- Directed by: Walter Ruttmann
- Written by: Walther Ruttmann; Lazar Wechsler [de]; Gerhard Bienert;
- Produced by: Lazar Wechsler
- Cinematography: Georges C. Stilly; Emil Berna;
- Edited by: Walther Ruttmann; Georges C. Stilly;
- Music by: Wolfgang Zeller
- Production company: Praesens-Film [de]
- Release date: 14 April 1931;
- Running time: 74 minutes
- Countries: Switzerland; Germany;
- Language: German

= Feind im Blut =

1931 film

Feind im Blut (English: Enemy in the Blood) is a 1931 Swiss-German drama film directed by Walter Ruttmann. It tells three stories about people who become infected with syphilis. There are also documentary parts with information about the disease. The film was co-produced with several organisations focused on combatting sexually transmitted infections.

==Plot==
A student learns that his girlfriend has been unfaithful. He goes out for a night on the town with a friend. The friend spends the night with a waitress and catches syphilis.

A mechanic tries to cure his syphilis by going to a quack. It does not help him.
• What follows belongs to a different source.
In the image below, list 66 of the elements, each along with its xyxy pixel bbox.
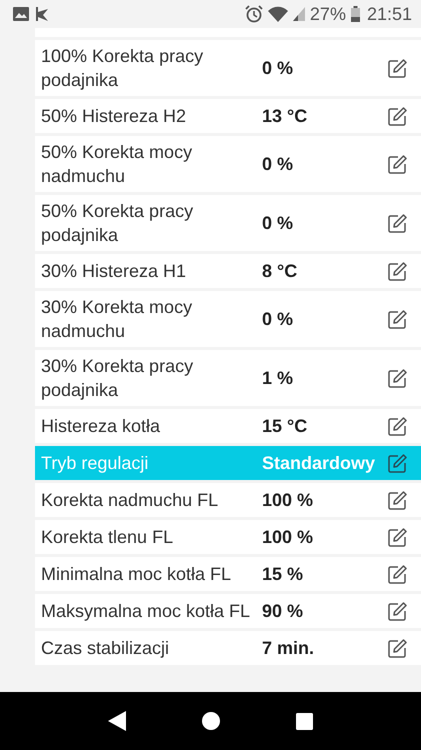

His wife gives birth to a child infected with the disease and commits suicide.

A married woman attends dancing classes. There she meets a young man who gives her syphilis.

==Cast==
- Gerhard Bienert as mechanic
- Ilse Stobrawa as mechanic's wife
- Wolfgang Klein as student
- Walburga Gmür as student's girlfriend Lili
- Helmut Krauss as student's friend
- Margarete Kupfer as quack
- Ruth Albu as married woman

==Production==
The film was made to inform and warn the public about syphilis. It was produced by Praesens-Film in collaboration with the Swiss Society to Combat Sexually Transmitted Diseases, the German Association for the Fight Against Sexually Transmitted Diseases and the Main Health Department of the City of Berlin. Filming took place from 9 February to 27 March 1931 in Berlin and Zürich, with studio scenes in the Lignose-Hörfilm Atelier and Grunewald-Atelier in Berlin.

==Release==
The film was released in Germany on 14 April 1931. It premiered in Switzerland on 18 April the same year.